Exhibition

Dandelion Eghosa: Through Is This a Woman?

Wunika Mukan Gallery, Lagos, Nigeria
08 Jul 2025 - 12 Aug 2025

Dandelion Eghosa, Who can separate us, 2019
Wunika Mukan Gallery

Dandelion Eghosa, Who can separate us, 2019 Wunika Mukan Gallery

Through Is This a Woman?, Dandelion Eghosa presents a powerful and necessary meditation on what it means to document queer lives under the weight of erasure, exile, and censorship, particularly on the African continent. First shown at the Breda Photo Festival, the series began as an uncensored response to their 2018 debut solo exhibition and continues to challenge the ways visibility, anonymity, and care coexist in queer archiving.

At its heart, this body of work wrestles with a paradox: the desire to be remembered and the right to remain unseen. In societies like Nigeria, where systemic homophobia imposes violent consequences, visibility can be both a lifeline and a threat.
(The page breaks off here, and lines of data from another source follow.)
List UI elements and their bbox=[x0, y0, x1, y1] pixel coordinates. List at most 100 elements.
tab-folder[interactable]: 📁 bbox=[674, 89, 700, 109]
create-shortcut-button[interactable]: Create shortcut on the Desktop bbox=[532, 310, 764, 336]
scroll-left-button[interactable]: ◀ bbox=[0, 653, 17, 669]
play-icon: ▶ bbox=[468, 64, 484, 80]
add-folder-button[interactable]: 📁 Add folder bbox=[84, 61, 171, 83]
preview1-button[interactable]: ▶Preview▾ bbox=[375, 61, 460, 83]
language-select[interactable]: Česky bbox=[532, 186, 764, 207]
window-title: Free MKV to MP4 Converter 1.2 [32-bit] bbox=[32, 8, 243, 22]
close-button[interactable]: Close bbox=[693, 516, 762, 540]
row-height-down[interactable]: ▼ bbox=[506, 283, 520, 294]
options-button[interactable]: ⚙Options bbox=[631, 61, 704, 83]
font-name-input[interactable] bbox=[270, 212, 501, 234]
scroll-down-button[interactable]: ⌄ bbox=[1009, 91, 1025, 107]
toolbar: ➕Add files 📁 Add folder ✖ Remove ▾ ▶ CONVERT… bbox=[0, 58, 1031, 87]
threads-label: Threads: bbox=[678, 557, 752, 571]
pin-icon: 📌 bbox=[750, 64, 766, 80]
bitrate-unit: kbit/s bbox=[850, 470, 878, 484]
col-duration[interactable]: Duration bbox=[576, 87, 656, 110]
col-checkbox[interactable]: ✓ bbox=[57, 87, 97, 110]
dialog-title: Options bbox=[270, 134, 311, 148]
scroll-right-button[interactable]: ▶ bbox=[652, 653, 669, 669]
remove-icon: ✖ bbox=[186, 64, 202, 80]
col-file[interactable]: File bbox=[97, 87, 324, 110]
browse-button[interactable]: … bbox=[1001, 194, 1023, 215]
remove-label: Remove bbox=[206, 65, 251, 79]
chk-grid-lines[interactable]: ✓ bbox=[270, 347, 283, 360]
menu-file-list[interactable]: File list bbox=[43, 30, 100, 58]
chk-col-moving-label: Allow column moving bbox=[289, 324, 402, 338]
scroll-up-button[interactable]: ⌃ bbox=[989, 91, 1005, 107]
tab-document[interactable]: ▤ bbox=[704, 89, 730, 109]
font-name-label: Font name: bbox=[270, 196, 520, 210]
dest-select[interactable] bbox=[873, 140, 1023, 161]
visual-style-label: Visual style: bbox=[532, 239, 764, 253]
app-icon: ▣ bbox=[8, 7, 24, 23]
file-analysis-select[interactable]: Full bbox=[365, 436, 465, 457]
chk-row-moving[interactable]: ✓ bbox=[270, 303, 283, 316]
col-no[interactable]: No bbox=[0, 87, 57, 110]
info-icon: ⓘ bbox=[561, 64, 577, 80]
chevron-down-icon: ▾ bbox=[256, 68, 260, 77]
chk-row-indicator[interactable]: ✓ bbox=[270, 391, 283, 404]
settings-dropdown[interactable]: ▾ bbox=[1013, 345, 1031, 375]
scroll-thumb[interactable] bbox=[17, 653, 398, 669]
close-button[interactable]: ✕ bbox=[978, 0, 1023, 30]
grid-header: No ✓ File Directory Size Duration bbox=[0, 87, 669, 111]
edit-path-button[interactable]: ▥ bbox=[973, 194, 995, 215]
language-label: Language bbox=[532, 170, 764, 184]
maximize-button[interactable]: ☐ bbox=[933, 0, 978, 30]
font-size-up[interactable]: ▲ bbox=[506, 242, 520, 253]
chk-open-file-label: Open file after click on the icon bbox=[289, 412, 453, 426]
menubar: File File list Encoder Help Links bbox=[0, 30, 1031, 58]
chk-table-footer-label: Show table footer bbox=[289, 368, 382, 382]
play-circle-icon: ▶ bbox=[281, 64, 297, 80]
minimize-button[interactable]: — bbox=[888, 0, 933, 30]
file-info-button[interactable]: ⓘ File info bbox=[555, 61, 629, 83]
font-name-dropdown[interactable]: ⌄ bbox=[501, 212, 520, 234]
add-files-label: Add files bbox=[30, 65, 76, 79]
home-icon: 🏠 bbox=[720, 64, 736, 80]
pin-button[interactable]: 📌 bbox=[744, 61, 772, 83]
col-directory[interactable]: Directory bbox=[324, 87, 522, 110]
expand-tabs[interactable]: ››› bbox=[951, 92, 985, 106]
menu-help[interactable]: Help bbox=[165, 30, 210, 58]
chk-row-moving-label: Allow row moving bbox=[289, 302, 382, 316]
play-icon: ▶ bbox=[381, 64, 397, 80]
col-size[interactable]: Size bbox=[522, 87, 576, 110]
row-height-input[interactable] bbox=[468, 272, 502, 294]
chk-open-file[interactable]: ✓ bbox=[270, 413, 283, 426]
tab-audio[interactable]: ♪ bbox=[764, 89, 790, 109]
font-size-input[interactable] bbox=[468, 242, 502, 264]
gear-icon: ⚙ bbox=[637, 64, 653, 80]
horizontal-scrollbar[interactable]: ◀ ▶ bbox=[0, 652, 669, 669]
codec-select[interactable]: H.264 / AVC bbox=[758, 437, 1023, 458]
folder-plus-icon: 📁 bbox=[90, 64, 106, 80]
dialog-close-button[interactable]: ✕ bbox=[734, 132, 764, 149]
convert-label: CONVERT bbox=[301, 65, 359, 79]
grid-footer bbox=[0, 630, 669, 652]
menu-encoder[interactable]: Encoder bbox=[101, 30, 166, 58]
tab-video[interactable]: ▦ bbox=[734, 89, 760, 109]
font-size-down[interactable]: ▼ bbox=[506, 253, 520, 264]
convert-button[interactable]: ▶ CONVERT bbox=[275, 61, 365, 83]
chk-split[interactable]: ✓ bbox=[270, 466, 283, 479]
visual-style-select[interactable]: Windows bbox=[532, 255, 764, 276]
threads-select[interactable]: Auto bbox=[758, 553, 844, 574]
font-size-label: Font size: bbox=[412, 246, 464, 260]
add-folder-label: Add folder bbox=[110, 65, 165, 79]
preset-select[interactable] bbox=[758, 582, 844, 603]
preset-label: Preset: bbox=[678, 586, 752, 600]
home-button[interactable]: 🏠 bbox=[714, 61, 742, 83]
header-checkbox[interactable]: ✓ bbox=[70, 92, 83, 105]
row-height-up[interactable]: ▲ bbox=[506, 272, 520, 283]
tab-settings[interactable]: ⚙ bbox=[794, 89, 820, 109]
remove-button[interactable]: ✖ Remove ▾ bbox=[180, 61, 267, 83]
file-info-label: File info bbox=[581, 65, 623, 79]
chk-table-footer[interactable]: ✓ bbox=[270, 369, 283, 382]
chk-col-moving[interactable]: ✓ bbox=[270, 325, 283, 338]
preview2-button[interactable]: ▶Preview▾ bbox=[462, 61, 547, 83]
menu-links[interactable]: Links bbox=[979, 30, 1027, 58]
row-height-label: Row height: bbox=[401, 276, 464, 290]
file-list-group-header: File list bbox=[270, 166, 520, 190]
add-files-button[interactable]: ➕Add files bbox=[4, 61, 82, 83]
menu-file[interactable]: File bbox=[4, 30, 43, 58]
Is This a Woman? resists the assumption that storytelling must always involve exposure. Instead, it proposes obscurity, through masks, shadows, montage, and metaphor, as a radical, ethical, and loving form of resistance. Masking, for Eghosa, is not concealment for its own sake. It is a tool rooted in queer cultures such as ballroom, ritual, and drag, and a survival mechanism in the face of surveillance and repression. It allows for movement across time, place, and meaning.

These images, often composed in private, intimate spaces shared with friends and chosen family, are created through conversations, not poses. The artist enters into communion with their subjects, who evolve from sitters into co-authors, their stories folded into each collage, each layer of ambiguity.

The series draws on Eghosa’s deep archival practice, which spans photography, poetry, and death doula work. To care about queer life is, for them, to care about queer death. If I care about your life, I care about your death, they say. In cultures where queer people are often exiled, who will bear witness when they die? Who will wash the body, speak their name, plan their wake? These are not rhetorical questions, but everyday realities that shape the artist’s way of seeing, remembering, and honoring.

Through this work, Eghosa confronts the long history of queer erasure and colonial disruption that has warped narratives across generations. Is This a Woman? reclaims space for ancestors whose images were destroyed or never captured, whose talents were consumed while their truths were denied. It also offers testament to the vibrant lives of those surviving today, queer Nigerians raising families, building homes, living full and radical lives, often hidden in plain sight.

Eghosa’s methodology is rooted in care, collaboration, and ancestral continuity. Each image is an act of defiance, not because it demands to be seen, but because it chooses how to be seen. In doing so, this work asks urgent questions:
Who owns a story?
Who gets to tell it?
How do we remember those who cannot be named?
What does it mean to archive ethically, when visibility is dangerous and forgetting is violent?

In Is This a Woman?, Dandelion Eghosa offers not answers, but an invitation to witness without intrusion, to remember with consent, and to archive with love.